La nouvelle configuration à donner à l'activité du CIF reste encore à trouver

le 04/10/2012 L'AGEFI Quotidien / Edition de 7H

Une audition organisée hier au Sénat a éclairé les enjeux et les difficultés entourant le financement de l'accession sociale à la propriété

Alors que plusieurs dizaines de salariés du Crédit Immobilier de France (CIF) manifestaient leur inquiétude devant les portes du Sénat, une table ronde a réuni hier dirigeants, autorités de tutelle et représentants politiques pour évoquer ce dossier explosif.

Les interrogations étaient nombreuses, de la responsabilité de l'agence Moody's dans l'intensification de la défiance à l'égard du CIF aux raisons de l'échec d'un adossement à la Banque Postale. Face à l'imminence d'un défaut, l'Etat a décidé d'apporter sa garantie, sous réserve du feu vert parlementaire et européen, et à condition que l'établissement mette en place une gestion extinctive de ses activités.

Pour Ramon Fernandez, directeur général du Trésor, le modèle de refinancement spécifique du CIF, qui reposait entièrement sur les marchés financiers via l'émission d'obligations foncières, «n'était plus viable». Dès mars dernier, les pouvoirs publics ont demandé la recherche en urgence d'un adossement, a-t-il rappelé. La «data room» n'a été ouverte qu'en juin, attirant un seul candidat sérieux : la Banque Postale. Malgré les encouragements de la puissance publique, celle-ci a décliné l'offre de reprise. Restait alors en dernier recours l'option de la garantie publique, assortie de conditions précises pour respecter la doctrine de la Commission.

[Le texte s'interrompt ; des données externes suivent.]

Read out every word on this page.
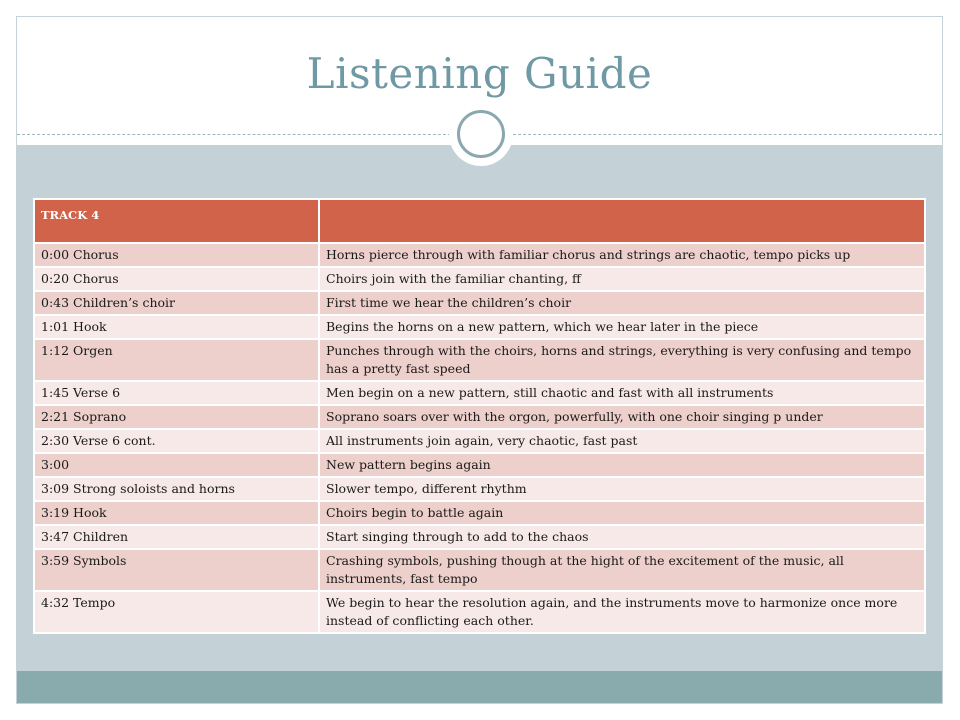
Listening Guide
TRACK 4	
0:00 Chorus	Horns pierce through with familiar chorus and strings are chaotic, tempo picks up
0:20 Chorus	Choirs join with the familiar chanting, ff
0:43 Children’s choir	First time we hear the children’s choir
1:01 Hook	Begins the horns on a new pattern, which we hear later in the piece
1:12 Orgen	Punches through with the choirs, horns and strings, everything is very confusing and tempo has a pretty fast speed
1:45 Verse 6	Men begin on a new pattern, still chaotic and fast with all instruments
2:21 Soprano	Soprano soars over with the orgon, powerfully, with one choir singing p under
2:30 Verse 6 cont.	All instruments join again, very chaotic, fast past
3:00	New pattern begins again
3:09 Strong soloists and horns	Slower tempo, different rhythm
3:19 Hook	Choirs begin to battle again
3:47 Children	Start singing through to add to the chaos
3:59 Symbols	Crashing symbols, pushing though at the hight of the excitement of the music, all instruments, fast tempo
4:32 Tempo	We begin to hear the resolution again, and the instruments move to harmonize once more instead of conflicting each other.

Du côté de la direction du CIF, la potion est amère. «Nous avons le sentiment d'avoir été mis dans un corner par l'Etat», a regretté Bernard Sevez, nommé PDG depuis fin août en remplacement de Claude Sadoun. Membre du conseil d'administration depuis dix ans, il a défendu la spécificité du CIF, acteur de premier ordre dans le financement de l'accession sociale à la propriété et comptant 2.500 salariés.

Bernard Sevez a plaidé en faveur d'«un nouvel outil public (...) susceptible de garantir la continuité de financement de manière pérenne» et dont le CIF pourrait être «une nouvelle composante immédiatement opérationnelle». Un plan B que les actionnaires du CIF, les 56 Sacicap, ont déjà réclamé. Ramon Fernandez pour sa part a estimé qu'il fallait trouver «une autre configuration pour répondre à un besoin qui ne disparaîtra pas». Du côté des sénateurs, on en appelait hier à la Caisse des dépôts.